As one already saw previously, when stop words are included, the most common n-grams are almost only made of them. Their frequency is also higher than the frequency of non stop words. On the other hand, analysis without stop words is a lot more interesting, since the variety of the n-grams is higher, and gives context to the text.
plot_unigrams_nsw <- ggplot(head(top100_unigrams_nsw_df, 20), aes(x = reorder(unigram, -frequency), y = frequency)) +
geom_bar(stat = "identity", fill = "lightblue") +
labs(title = "Top 20 Unigrams (without stop words)", x = "Unigram", y = "Frequency") +
theme(axis.text.x = element_text(angle = 45, hjust = 1))
plot_bigrams_nsw <- ggplot(head(top100_bigrams_nsw_df, 20), aes(x = reorder(bigram, -frequency), y = frequency)) +
geom_bar(stat = "identity", fill = "lightgreen") +
labs(title = "Top 20 Bigrams (without stop words)", x = "Bigram", y = "Frequency") +
theme(axis.text.x = element_text(angle = 45, hjust = 1))
plot_trigrams_nsw <- ggplot(head(top100_trigrams_nsw_df, 20), aes(x = reorder(trigram, -frequency), y = frequency)) +
geom_bar(stat = "identity", fill = "coral") +
labs(title = "Top 20 Trigrams (without stop words)", x = "Trigram", y = "Frequency") +
theme(axis.text.x = element_text(angle = 45, hjust = 1))
grid.arrange(plot_unigrams_nsw, plot_bigrams_nsw, plot_trigrams_nsw, ncol = 1)
plot_unigrams <- ggplot(head(top100_unigrams_df, 20), aes(x = reorder(unigram, -frequency), y = frequency)) +
geom_bar(stat = "identity", fill = "lightblue") +
labs(title = "Top 20 Unigrams (with stop words)", x = "Unigram", y = "Frequency") +
theme(axis.text.x = element_text(angle = 45, hjust = 1))

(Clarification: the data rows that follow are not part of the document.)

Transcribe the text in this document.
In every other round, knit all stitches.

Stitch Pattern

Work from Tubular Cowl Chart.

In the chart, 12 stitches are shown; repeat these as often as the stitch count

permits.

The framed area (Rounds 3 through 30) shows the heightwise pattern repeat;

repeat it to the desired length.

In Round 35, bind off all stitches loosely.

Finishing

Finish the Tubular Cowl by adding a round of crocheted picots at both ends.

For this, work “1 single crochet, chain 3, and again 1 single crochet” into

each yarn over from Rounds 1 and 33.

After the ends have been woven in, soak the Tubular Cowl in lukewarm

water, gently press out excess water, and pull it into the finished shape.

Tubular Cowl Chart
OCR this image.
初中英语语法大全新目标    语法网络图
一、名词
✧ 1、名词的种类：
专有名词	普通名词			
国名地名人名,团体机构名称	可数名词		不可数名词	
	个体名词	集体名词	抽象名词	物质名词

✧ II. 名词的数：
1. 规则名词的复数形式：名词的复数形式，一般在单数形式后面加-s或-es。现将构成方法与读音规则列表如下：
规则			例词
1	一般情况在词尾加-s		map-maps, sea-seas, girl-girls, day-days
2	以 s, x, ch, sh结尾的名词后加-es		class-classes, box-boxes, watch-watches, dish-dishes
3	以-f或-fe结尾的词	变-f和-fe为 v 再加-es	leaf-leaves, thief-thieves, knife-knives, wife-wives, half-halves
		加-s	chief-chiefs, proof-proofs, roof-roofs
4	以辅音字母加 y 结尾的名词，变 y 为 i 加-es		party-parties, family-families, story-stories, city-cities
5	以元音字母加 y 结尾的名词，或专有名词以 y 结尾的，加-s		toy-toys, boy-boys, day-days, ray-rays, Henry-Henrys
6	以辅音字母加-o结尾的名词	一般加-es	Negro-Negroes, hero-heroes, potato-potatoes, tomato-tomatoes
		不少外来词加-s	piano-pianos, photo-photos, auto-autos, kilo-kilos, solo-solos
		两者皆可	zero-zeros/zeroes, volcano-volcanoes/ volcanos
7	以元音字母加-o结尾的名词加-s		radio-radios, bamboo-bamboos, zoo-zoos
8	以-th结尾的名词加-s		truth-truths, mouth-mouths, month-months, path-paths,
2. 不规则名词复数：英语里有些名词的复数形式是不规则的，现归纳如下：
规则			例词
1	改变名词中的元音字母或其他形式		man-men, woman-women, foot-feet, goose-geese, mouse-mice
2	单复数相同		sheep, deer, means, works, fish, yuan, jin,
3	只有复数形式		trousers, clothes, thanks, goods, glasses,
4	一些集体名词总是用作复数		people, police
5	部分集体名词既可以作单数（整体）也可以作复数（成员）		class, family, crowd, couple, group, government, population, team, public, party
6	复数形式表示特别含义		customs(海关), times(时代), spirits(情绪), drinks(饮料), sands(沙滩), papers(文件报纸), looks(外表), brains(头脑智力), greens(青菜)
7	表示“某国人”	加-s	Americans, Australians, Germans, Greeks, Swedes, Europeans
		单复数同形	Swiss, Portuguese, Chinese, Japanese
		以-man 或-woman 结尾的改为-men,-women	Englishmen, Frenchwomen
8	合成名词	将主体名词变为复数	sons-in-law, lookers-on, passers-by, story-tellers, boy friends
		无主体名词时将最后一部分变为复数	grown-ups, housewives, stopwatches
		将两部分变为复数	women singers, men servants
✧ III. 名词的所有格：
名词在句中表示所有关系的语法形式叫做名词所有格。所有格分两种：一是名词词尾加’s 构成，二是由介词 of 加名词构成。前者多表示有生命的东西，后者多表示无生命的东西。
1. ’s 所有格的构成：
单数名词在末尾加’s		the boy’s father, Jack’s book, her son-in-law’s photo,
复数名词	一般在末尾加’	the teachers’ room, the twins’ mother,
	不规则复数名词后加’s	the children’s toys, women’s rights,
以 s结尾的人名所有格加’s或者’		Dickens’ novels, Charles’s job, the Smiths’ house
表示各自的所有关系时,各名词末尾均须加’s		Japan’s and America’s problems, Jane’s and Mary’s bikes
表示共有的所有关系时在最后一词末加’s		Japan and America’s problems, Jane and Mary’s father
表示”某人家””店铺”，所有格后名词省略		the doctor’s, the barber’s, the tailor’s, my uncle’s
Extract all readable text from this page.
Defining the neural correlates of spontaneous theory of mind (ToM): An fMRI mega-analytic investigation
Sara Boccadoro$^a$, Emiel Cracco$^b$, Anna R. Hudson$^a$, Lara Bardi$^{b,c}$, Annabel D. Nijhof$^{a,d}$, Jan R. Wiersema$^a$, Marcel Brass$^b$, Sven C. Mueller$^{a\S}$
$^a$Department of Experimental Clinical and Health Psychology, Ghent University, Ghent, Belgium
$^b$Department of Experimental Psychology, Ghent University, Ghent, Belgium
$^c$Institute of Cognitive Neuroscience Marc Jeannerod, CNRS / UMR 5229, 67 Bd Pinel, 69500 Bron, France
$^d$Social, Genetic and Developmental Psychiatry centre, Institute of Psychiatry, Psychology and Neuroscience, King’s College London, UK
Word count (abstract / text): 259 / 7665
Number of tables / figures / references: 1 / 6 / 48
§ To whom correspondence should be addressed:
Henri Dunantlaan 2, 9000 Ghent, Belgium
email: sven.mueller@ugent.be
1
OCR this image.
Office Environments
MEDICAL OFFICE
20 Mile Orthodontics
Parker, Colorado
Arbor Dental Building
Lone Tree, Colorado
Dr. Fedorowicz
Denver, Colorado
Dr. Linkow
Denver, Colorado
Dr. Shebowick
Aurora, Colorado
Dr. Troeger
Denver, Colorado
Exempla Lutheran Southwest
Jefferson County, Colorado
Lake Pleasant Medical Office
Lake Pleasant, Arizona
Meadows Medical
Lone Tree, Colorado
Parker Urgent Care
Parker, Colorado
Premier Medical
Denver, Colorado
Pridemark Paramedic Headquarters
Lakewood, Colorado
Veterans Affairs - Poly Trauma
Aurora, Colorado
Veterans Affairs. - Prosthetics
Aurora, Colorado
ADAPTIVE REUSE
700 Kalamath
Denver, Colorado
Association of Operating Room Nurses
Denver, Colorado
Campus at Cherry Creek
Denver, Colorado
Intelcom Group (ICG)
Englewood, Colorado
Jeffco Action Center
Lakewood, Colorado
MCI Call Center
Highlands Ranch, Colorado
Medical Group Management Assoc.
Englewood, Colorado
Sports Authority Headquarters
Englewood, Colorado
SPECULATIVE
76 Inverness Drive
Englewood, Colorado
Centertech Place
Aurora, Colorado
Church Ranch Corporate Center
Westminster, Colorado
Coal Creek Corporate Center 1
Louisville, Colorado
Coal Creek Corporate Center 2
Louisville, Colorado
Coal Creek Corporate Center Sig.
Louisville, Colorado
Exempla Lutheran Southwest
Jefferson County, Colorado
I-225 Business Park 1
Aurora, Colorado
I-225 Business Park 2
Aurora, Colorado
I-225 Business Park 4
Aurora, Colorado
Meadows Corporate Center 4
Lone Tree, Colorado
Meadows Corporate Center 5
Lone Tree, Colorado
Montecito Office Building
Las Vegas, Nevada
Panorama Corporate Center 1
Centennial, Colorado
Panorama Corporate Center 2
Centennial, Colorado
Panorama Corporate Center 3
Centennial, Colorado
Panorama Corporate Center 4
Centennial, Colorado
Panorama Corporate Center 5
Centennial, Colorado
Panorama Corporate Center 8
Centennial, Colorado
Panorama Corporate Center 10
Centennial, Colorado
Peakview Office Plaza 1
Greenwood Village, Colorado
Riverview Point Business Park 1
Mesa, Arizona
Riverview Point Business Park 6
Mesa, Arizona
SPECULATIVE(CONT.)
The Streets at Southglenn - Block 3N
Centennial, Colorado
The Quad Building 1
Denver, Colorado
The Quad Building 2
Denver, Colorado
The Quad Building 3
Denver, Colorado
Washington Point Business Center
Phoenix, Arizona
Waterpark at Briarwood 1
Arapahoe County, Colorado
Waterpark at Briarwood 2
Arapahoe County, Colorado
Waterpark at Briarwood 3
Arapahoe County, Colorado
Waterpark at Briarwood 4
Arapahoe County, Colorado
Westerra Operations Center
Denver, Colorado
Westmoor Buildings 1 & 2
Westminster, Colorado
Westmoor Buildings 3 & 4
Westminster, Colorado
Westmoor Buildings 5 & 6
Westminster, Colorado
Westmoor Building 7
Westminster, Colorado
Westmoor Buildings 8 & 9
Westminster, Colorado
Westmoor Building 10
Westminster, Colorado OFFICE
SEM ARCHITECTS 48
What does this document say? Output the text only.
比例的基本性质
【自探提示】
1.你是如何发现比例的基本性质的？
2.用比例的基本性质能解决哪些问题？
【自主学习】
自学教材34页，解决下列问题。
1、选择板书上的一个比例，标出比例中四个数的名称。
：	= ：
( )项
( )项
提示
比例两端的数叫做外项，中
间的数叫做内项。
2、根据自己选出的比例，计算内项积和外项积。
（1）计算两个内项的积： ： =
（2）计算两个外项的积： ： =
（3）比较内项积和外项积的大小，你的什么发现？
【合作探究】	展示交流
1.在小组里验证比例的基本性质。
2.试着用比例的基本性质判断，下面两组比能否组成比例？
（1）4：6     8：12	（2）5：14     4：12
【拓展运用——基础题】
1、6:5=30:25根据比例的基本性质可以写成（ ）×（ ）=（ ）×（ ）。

plot_bigrams <- ggplot(head(top100_bigrams_df, 20), aes(x = reorder(bigram, -frequency), y = frequency)) +
geom_bar(stat = "identity", fill = "lightgreen") +
labs(title = "Top 20 Bigrams (with stop words)", x = "Bigram", y = "Frequency") +
theme(axis.text.x = element_text(angle = 45, hjust = 1))
plot_trigrams <- ggplot(head(top100_trigrams_df, 20), aes(x = reorder(trigram, -frequency), y = frequency)) +
geom_bar(stat = "identity", fill = "coral") +
labs(title = "Top 20 Trigrams (with stop words)", x = "Trigram", y = "Frequency") +
theme(axis.text.x = element_text(angle = 45, hjust = 1))
grid.arrange(plot_unigrams, plot_bigrams, plot_trigrams, ncol = 1)
The Exploratory Data Analysis done in this report gave us interesting insight in characteristics such as the number of words per line depending on the type of document (blog, news or twitter messages). For example, we learned that the number of words per line is very small in the case of twitter message (below 40) compared to blog and news documents. The corpora were also sampled and cleaned, and relationships between words were investigated using the quanteda library and transforming the strings into n-grams. We saw the importance of filtering out stop words to get relevant information about the context of the text, and we studied some of the top most common uni-, bi-, and trigrams. For the creation of a Shiny App that will allow a user to enter a word and give a predictive suggestion for the next possible word, bigrams and trigrams (and maybe even further n-grams) seem to be of utmost importance, since those give us an information of possible future word choices depending on the already written words. As a next step, one could expand on further n-grams, taking into account stop words because of their prevalence, and give them different weights.